Will it resemble Pakistan, becoming a security state led by the generals of
the I.R.G.C.? Might it resemble the isolation and terror of North Korea or
the reactionary qualities of Putin’s post-Soviet Russia or the
authoritarianism of Erdoğan’s Turkey? Sadjadpour carefully sorts through
scenarios, similarities, and differences with a keen sense of Iran’s
history and particularities.

Much of what makes his essay convincing is its intellectual modesty, its
readiness to say that trying to derive confident predictions of the future
from the chaos of what is happening on the streets and in government
offices is folly. He reminds the reader of another Iran expert, James A.
Bill, who wrote an article for *Foreign Affairs* for its winter 1978/1979
issue called “Iran and the Crisis of ’78.
<https://www.foreignaffairs.com/articles/iran/1978-12-01/iran-and-crisis-78>”
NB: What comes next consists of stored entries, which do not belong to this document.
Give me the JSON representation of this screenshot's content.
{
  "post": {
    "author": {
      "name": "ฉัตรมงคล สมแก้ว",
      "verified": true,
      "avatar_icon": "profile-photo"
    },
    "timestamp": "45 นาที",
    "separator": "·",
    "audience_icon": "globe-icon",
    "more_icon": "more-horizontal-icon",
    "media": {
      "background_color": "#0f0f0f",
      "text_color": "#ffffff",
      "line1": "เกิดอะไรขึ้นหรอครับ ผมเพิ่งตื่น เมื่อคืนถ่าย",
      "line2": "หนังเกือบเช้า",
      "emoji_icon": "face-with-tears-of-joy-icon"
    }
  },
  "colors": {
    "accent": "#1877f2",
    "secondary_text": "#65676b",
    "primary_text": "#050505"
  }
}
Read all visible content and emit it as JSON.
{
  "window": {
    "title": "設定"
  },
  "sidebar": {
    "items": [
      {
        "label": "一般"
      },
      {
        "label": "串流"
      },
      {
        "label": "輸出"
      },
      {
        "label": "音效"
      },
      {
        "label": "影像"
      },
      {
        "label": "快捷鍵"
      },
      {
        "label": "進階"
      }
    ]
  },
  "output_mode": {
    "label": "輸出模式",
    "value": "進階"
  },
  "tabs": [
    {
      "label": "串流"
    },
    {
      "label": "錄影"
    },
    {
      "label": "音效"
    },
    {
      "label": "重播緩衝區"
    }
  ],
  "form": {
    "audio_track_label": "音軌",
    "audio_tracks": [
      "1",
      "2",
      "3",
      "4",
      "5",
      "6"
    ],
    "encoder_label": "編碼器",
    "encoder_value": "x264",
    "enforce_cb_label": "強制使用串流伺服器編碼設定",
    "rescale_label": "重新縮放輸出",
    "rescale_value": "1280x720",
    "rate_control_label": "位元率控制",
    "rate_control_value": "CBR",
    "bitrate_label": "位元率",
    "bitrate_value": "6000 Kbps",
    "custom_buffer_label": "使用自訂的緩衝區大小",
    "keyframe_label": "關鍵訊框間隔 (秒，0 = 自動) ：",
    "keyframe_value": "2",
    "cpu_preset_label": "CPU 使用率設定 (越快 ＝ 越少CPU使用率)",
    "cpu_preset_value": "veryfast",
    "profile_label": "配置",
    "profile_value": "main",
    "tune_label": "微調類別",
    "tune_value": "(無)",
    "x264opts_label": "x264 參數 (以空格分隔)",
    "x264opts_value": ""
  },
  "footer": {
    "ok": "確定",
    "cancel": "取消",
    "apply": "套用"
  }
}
Bill, the author of “The Eagle and the Lion
<https://www.amazon.com/James-Bill-Tragedy-American-Iranian-Relations/dp/B008WDGK1A>,”
a distinguished book about American-Iranian relations, wrote that “the most
probable alternative” to the Shah would be “a left-wing, progressive group
of middle-ranking army officers.” Other possibilities, he said, included “a
right-wing military junta, a liberal democratic system based on Western
models, and a communist government.” History had other plans.”